For the moment, module add star-cd/4.02_64bit; star -mpi=hp -mppflags="-v -prot -TCP" is the recommended way of starting STAR-CD-4.02.

Sometimes also problems of STAR-CD 3.26 with Infiniband: According to a user report, also STAR-CD 3.26 with HP-MPI over Infiniband has the problem that it suddenly stops to run. It seems the the AMG-preconditioner is the reason for the problems.

So, check if Infiniband runs fine for your cases, if not (and only if not) add -mpi=hp -mppflags="-v -prot -TCP"

Upgraded IB stack seems to solve Infiniband problems: Updating from the Voltaire ibhost-stack to the Voltaire GridStack 4.1 (which is OFED-1.1 based) seems to have solved the issue with hanging STAR-CD processes. Please try to run without the argument -TCP!

As a technical note: the HP-MPI version which comes with STAR-CD 4.02 or 3.26 is too old to work with OFED; thus, the latest HP-MPI (i.e. 2.02.05) has been installed on Woody. The module files for STAR-CD have been adapted to automatically use this updated version. Your output (if -v -prot is used) should now show IBV instead of VAPI if the high speed network is used.

Using IPoverIB as fallback: If native Infiniband does not work even with the upgraded IB stack (e.g. due to a bug in connection with AMG), try IP-over-IB by using -mppflags="-v -prot -TCP -netaddr 10.188.84.0/255.255.254.0".

Another option available in HP-MPI (which is completely unrelated to the communication network but I’m to lazy to create an other thread right now) is the ability to pin processes to specific CPUs of a node. On woody, -mppflags="... -cpu_bind=v,map_cpu:0,1,2,3 ..." is the right choice if you run with 4 CPUs per node; if you have huge memory requirements and thus only use every second core, the correct option would be -mppflags="... -cpu_bind=v,map_cpu:0,1 ...".

STAR-CD 4.0 available

Since resently, STAR-CD 4.0 is available for x86 and x86_64. Unfortunately, the currently builds again require the ABSOFT compiler to include user subroutines 🙂 Further builds and support or IA64 and MS Windows hopefully apprear in the following months …

STAR-CD 4.0 has already installed on Cluster32. All STAR-CD users are encouraged to test this new version. Iy you are using user subroutines, some changes are probably required as CD-adapco moved from Fortran77 to Fortran90 and eliminated one common data structure. Check the documentation for more details.

For those, running STAR-CD on their local systems, the installation files are available at the usual place.

Using STAR-CD with USER-routines on Cluster32

Using STAR-CD with USER-routines on Cluster32 is a little bit tricky due to the following: on the compute node only a limited environment is available. In particular there are no compileres and linkers available. Therefore, it is necessary to compile the user routines before submitting the job to PBS (but after all input files are available).

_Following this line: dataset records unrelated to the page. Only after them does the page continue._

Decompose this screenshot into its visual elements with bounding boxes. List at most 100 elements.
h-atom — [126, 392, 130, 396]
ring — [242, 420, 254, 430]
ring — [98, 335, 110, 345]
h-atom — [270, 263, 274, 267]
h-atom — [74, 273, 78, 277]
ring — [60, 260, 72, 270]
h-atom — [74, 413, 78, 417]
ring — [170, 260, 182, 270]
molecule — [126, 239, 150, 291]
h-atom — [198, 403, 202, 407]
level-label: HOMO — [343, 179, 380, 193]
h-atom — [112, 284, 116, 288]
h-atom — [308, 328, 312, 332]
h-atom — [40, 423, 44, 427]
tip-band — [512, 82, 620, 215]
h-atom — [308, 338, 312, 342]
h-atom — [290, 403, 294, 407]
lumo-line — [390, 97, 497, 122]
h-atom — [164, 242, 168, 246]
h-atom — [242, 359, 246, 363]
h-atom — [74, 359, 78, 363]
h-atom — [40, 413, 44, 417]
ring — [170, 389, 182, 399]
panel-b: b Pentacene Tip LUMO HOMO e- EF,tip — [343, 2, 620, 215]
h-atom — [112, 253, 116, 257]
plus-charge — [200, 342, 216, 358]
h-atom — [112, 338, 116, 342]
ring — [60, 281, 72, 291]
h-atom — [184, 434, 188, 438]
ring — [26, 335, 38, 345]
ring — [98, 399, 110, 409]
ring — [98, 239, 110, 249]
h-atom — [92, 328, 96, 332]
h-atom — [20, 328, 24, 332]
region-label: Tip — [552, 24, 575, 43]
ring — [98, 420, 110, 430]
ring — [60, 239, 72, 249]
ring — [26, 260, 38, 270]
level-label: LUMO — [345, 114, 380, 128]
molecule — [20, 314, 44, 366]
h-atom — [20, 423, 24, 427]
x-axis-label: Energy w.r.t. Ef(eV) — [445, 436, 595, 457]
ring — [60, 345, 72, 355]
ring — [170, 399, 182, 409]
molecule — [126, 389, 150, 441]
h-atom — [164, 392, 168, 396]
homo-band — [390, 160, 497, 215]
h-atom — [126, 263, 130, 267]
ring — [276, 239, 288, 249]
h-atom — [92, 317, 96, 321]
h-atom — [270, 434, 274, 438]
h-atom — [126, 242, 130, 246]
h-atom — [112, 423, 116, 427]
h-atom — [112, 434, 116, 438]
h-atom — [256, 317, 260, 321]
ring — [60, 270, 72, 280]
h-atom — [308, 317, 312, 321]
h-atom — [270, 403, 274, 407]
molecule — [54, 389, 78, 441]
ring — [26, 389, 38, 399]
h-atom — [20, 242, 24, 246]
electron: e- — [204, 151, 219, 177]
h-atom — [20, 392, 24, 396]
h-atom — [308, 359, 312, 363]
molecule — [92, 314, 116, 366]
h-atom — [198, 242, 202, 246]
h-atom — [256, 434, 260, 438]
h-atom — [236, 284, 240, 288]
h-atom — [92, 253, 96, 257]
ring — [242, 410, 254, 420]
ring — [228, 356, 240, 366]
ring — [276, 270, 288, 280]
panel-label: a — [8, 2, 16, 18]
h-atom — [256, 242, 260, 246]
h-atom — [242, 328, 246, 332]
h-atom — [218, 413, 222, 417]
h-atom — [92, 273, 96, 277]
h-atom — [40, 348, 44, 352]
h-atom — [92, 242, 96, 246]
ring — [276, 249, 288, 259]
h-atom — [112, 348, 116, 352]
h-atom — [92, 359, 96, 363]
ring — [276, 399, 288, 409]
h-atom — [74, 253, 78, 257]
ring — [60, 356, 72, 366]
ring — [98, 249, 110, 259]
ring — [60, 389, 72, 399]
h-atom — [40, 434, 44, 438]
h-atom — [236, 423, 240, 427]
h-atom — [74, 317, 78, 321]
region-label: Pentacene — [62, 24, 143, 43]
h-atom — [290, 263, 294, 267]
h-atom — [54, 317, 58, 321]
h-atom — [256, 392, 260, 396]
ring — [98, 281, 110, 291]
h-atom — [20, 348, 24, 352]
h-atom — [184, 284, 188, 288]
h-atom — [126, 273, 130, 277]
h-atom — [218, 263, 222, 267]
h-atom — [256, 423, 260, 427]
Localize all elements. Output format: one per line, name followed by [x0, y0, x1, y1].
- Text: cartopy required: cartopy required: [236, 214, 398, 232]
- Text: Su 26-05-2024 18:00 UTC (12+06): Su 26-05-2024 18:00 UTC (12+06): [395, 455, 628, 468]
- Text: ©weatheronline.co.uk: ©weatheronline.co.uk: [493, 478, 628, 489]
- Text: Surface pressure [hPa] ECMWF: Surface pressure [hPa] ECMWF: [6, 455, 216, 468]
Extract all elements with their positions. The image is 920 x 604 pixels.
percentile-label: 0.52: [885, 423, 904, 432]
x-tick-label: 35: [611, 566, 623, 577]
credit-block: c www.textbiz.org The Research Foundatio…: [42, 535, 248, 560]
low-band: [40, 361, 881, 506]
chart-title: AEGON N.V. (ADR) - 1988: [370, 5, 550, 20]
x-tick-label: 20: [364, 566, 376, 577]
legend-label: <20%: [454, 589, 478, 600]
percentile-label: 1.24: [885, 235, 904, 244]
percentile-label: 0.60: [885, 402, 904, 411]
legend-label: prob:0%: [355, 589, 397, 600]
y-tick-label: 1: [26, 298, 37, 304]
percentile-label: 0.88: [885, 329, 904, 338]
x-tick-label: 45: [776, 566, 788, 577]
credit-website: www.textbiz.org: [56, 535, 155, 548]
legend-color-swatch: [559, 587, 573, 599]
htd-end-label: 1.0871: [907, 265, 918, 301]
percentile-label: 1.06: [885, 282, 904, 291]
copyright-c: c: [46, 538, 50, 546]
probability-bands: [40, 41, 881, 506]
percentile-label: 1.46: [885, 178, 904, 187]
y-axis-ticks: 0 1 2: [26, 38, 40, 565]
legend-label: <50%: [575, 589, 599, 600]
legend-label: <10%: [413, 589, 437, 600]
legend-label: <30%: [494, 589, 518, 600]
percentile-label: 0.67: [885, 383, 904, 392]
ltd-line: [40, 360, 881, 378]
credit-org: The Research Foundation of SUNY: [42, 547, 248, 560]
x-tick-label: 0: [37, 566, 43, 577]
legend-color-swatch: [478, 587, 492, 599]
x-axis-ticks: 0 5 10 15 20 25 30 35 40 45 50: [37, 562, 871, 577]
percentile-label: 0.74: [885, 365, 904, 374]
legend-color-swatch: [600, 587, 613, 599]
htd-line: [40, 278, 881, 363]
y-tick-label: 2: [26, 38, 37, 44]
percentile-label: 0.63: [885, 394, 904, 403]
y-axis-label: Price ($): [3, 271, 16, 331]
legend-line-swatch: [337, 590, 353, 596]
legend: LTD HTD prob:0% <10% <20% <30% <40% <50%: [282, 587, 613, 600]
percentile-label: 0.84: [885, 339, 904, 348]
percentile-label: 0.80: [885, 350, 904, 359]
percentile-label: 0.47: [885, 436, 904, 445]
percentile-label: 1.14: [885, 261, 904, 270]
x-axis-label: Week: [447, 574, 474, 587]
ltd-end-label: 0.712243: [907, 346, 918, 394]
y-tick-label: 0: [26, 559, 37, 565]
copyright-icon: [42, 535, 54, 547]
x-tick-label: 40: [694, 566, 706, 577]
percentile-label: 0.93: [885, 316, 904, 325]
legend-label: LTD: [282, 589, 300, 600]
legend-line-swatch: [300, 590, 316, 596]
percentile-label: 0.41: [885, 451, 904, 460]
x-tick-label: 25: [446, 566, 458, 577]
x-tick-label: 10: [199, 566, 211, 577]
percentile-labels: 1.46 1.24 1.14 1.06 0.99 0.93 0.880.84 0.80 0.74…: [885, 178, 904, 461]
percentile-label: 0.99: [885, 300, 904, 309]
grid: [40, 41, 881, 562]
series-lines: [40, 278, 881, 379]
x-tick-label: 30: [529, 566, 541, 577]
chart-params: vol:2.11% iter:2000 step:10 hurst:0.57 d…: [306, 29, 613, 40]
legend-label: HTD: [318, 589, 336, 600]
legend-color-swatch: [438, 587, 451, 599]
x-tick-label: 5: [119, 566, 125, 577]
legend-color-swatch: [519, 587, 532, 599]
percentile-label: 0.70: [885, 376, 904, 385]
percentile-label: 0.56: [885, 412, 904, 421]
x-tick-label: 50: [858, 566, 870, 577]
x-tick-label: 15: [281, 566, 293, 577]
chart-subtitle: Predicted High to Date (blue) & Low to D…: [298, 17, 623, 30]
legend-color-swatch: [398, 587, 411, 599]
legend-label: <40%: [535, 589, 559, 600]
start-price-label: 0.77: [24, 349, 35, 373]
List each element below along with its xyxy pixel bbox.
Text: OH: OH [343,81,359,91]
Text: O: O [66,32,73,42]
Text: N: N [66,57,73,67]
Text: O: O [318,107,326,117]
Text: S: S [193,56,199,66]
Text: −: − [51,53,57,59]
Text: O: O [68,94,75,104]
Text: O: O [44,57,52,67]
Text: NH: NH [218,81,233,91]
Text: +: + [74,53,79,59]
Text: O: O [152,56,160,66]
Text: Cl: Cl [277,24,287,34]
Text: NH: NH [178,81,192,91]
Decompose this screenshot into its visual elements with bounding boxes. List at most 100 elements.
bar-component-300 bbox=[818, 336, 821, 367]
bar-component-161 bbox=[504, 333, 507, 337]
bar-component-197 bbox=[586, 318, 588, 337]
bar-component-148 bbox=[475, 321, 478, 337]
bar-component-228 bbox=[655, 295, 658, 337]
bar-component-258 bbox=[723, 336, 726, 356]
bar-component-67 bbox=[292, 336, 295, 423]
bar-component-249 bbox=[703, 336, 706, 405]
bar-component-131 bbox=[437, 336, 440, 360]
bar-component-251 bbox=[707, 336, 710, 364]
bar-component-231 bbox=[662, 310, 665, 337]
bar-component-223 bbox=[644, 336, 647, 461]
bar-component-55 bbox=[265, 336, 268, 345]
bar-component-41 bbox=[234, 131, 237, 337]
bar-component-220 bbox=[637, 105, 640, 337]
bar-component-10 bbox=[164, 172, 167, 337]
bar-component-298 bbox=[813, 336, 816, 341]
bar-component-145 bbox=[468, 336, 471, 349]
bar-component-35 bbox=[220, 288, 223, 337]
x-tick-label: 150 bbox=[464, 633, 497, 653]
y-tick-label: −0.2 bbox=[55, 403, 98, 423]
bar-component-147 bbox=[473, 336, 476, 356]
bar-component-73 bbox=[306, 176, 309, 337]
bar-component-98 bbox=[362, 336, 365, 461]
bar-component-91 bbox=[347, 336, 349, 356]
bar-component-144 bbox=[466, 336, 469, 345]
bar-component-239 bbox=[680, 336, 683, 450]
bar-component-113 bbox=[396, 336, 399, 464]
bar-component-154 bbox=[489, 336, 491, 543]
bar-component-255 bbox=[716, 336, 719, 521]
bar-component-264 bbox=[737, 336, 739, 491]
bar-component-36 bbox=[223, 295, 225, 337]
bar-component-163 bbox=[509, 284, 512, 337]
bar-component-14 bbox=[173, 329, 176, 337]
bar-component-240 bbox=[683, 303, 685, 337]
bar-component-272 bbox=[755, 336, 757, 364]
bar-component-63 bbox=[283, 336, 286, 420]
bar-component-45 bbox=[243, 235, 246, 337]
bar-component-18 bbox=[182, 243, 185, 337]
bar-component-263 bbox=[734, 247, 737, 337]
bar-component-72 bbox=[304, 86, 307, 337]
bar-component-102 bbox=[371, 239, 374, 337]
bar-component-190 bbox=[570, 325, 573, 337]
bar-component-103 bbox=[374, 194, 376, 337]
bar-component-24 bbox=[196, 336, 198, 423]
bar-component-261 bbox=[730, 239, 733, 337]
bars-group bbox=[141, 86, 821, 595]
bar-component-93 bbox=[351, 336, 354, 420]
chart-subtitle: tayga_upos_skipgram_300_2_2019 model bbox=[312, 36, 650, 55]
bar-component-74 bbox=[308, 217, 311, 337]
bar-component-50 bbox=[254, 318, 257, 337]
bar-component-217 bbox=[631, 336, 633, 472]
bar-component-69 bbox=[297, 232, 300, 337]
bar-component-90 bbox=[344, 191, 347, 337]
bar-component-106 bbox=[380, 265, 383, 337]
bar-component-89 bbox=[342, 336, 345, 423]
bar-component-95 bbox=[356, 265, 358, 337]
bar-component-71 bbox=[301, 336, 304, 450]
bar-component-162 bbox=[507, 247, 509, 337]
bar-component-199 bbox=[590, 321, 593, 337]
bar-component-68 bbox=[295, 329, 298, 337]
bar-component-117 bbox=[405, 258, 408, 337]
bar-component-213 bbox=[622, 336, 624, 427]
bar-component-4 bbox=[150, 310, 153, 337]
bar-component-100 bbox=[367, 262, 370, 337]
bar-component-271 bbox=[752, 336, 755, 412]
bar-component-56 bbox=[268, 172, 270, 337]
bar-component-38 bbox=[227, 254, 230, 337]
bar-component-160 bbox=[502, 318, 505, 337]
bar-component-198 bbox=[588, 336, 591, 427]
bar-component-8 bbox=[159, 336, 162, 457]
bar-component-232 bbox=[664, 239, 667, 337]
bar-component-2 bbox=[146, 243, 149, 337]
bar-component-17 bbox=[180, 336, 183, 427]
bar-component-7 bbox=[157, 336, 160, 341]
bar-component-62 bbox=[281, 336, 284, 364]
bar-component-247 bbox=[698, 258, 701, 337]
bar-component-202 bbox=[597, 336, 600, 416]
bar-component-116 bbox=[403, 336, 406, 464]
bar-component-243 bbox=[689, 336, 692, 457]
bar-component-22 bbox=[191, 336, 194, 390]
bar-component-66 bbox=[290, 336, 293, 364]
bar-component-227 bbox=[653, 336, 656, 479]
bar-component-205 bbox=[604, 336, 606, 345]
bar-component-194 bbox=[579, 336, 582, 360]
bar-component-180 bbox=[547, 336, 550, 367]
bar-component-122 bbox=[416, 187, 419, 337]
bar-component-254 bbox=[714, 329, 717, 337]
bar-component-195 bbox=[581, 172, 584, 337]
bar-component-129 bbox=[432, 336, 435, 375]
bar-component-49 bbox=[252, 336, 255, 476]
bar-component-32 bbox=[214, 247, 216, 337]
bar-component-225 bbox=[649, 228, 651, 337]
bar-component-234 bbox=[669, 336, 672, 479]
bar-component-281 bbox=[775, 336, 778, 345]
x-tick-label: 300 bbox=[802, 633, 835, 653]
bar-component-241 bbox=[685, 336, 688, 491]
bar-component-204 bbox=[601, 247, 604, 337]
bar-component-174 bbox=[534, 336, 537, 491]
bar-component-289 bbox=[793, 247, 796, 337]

Therefore, proceed as follow:

  1. prepare all input files and copy them to the directory where you plan to run the simulation
  2. exectue the following commands in an interactive shell (i.e. login shell):
            module add star-cd/XXXX
            star [-dp] -ufile
    

    The optional option -dp is necessary if you plan to use double precission.
    The star -ufile line compiles your user routines on the login node where a complete development environment is available.

  3. Now you can submit your job and the simulation can run on the compute nodes without need for a compiler.

STAR-CD 3.24 Update 025 on SGI Altix

For some reasons, the update 025 of STAR-CD 3.24 on our SGI Altix system tried to use Intel MPI by default instead of SGI MPT. After setting the environment variable STARFLAGS=-mpi=sgi, SGI MPT is used again also for this version.

STAR-CD 3.24 Updates

Von STAR-CD 3.24 für Linux (x86, x86_64, IA64) gibt es inzwischen Updates auf 3.24.006. Wenn Bedarf besteht, kann das Update auf den RRZE-Systemen installiert werden (dort ist z.Z. 3.24.000 verfügbar) bzw. den am Campus-Vertrag teilnehmenden Instituten zur Verfügung gestellt werden.

Ob es STAR-CD 3.24 inzwischen auch für Windows gibt st unklar …

Ebenso ist nicht klar, ob es “alternative” Linux Builds mit dem Intel ifc Compiler für die aktuelle Release gibt …

Demnächst hoffentlich mehr zu diesen beiden Themen.